[Qt-interest] Concurrent qnetworkrequest's to same domain
Marcus Williams
marcus-qt at quintic.co.uk
Wed Jul 22 16:30:43 CEST 2009
Thiago Macieira wrote:
>> If I want to bump this up does the act of using more than one get
>> around this limit (so do I get 2 per manager) or is this 2
>> outgoing connections to a single domain shared across all
>> managers?
>
> The limit is per manager. Managers don't talk to each other.
>
> But you shouldn't have more than one manager, since they won't share
> other things like cookies and proxy settings.
Ok, that shouldnt pose a problem - the application in question talks to
a web service that in turn passes back some urls that need to be
downloaded. These urls point to static documents. So its these documents
(that are all on a single domain) that I need to download concurrently.

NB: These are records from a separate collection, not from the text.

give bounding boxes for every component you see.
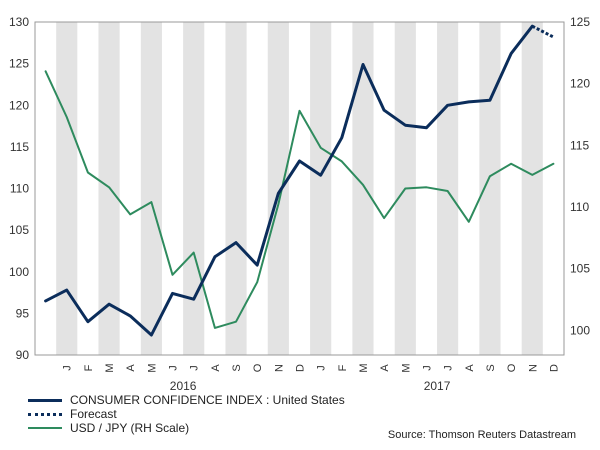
legend-label-cci: CONSUMER CONFIDENCE INDEX : United State… bbox=[70, 393, 345, 407]
month-band bbox=[310, 22, 332, 355]
x-tick-label: A bbox=[125, 364, 137, 372]
legend-swatch-forecast bbox=[28, 412, 62, 416]
x-tick-label: A bbox=[464, 364, 476, 372]
y-tick-right: 110 bbox=[570, 200, 589, 214]
year-label-2016: 2016 bbox=[170, 379, 197, 393]
month-band bbox=[352, 22, 374, 355]
legend-swatch-usdjpy bbox=[28, 427, 62, 429]
series-line-forecast bbox=[531, 24, 555, 39]
legend-entry-usdjpy: USD / JPY (RH Scale) bbox=[28, 421, 345, 435]
x-tick-label: J bbox=[316, 365, 328, 371]
x-axis-labels: J F M A M J J A S O N D J F M A M J J A S O N D 2016 2017 bbox=[62, 363, 561, 393]
legend-label-usdjpy: USD / JPY (RH Scale) bbox=[70, 421, 190, 435]
legend-swatch-cci bbox=[28, 398, 62, 402]
month-band bbox=[437, 22, 459, 355]
x-tick-label: N bbox=[273, 364, 285, 372]
series-line-cci bbox=[44, 24, 534, 337]
y-tick-left: 110 bbox=[10, 182, 29, 196]
y-tick-left: 130 bbox=[9, 15, 29, 29]
x-tick-label: D bbox=[548, 364, 560, 372]
y-tick-right: 125 bbox=[570, 15, 590, 29]
y-tick-left: 95 bbox=[16, 306, 30, 320]
x-tick-label: J bbox=[168, 365, 180, 371]
x-tick-label: J bbox=[189, 365, 201, 371]
y-tick-left: 90 bbox=[16, 348, 30, 362]
y-tick-right: 115 bbox=[570, 138, 589, 152]
x-tick-label: S bbox=[485, 364, 497, 371]
series-line-usdjpy bbox=[44, 70, 555, 329]
y-tick-right: 120 bbox=[570, 77, 590, 91]
plot-frame bbox=[34, 21, 565, 356]
y-tick-left: 120 bbox=[9, 98, 29, 112]
x-tick-label: F bbox=[337, 364, 349, 371]
x-tick-label: J bbox=[443, 365, 455, 371]
x-tick-label: M bbox=[400, 363, 412, 372]
y-tick-right: 105 bbox=[570, 262, 590, 276]
x-tick-label: F bbox=[83, 364, 95, 371]
y-tick-left: 100 bbox=[9, 265, 29, 279]
y-axis-left: 90 95 100 105 110 115 120 125 130 bbox=[9, 15, 29, 362]
month-band bbox=[521, 22, 543, 355]
month-bands bbox=[56, 22, 543, 355]
x-tick-label: J bbox=[62, 365, 74, 371]
y-tick-left: 125 bbox=[9, 57, 29, 71]
x-tick-label: M bbox=[146, 363, 158, 372]
source-note: Source: Thomson Reuters Datastream bbox=[387, 429, 576, 441]
x-tick-label: M bbox=[104, 363, 116, 372]
x-tick-label: A bbox=[379, 364, 391, 372]
month-band bbox=[479, 22, 501, 355]
x-tick-label: A bbox=[210, 364, 222, 372]
x-tick-label: J bbox=[421, 365, 433, 371]
series-lines bbox=[44, 24, 555, 337]
legend-entry-forecast: Forecast bbox=[28, 407, 345, 421]
month-band bbox=[56, 22, 78, 355]
month-band bbox=[140, 22, 162, 355]
legend: CONSUMER CONFIDENCE INDEX : United State… bbox=[28, 393, 345, 435]
x-tick-label: D bbox=[295, 364, 307, 372]
y-axis-right: 100 105 110 115 120 125 bbox=[570, 15, 590, 337]
legend-label-forecast: Forecast bbox=[70, 407, 117, 421]
month-band bbox=[225, 22, 247, 355]
x-tick-label: O bbox=[506, 363, 518, 372]
y-tick-left: 105 bbox=[9, 223, 29, 237]
y-tick-right: 100 bbox=[570, 323, 590, 337]
x-tick-label: S bbox=[231, 364, 243, 371]
month-band bbox=[267, 22, 289, 355]
x-tick-label: N bbox=[527, 364, 539, 372]
y-tick-left: 115 bbox=[10, 140, 29, 154]
month-band bbox=[183, 22, 205, 355]
x-tick-label: O bbox=[252, 363, 264, 372]
x-tick-label: M bbox=[358, 363, 370, 372]
legend-entry-cci: CONSUMER CONFIDENCE INDEX : United State… bbox=[28, 393, 345, 407]
year-label-2017: 2017 bbox=[424, 379, 451, 393]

No cookies, and proxy/auth can be set up on a per manager basis if needed.
>> I have a download manager thread in a client talking to a single
>> assets server. It uses a single networkaccessmanager object. All
>> download requests are queued up as network requests on this object
>> and the thread deals with the download signals as required.
>
> I'd say the thread is completely redundant. But separate managers is
the only
> way to have multiple threads.
You're probably right about the thread, I'm not sure anymore that it is
necessary. I seem to remember I couldnt get the requests to work without
it and still keep the UI from blocking entirely. I understand the event
loop a little more now :)
> The signals are thread-safe.
>
> Accessing the objects isn't. You can only access it from the thread
that they
> were created in (the QNetworkAccessManager thread). You can't
moveToThread.
> Which is why you shouldn't use threads to deal with QNAM.
Not sure what you mean here. I create the networkrequest in the
downloadmanager thread directly:
QNetworkRequest request;
.. set up headers...
QNetworkReply *reply = m_netManager->get(request);
So request and reply are owned by the download manager thread arent they?
I then connect the slots/signals in the same method:
connect(reply, SIGNAL(finished()), this, SLOT(slotFinished()));
..
In the slotFinished I pull the reply from QObject::sender() and the
request object from the reply itself. I do what I need to do with the
document (save it somewhere, insert it in a db whatever) and then exit
from the slot. I may also kick off more downloads from within the
slotFinished code.
> We're also working on a priority concept which would allow QNAM to
override
> the socket limit and open a new connection.
This is probably what I'm looking for now :)
Is the max connection limit hackable if we build qt from scratch (we do
this already, so if its a simple change this might be the easiest).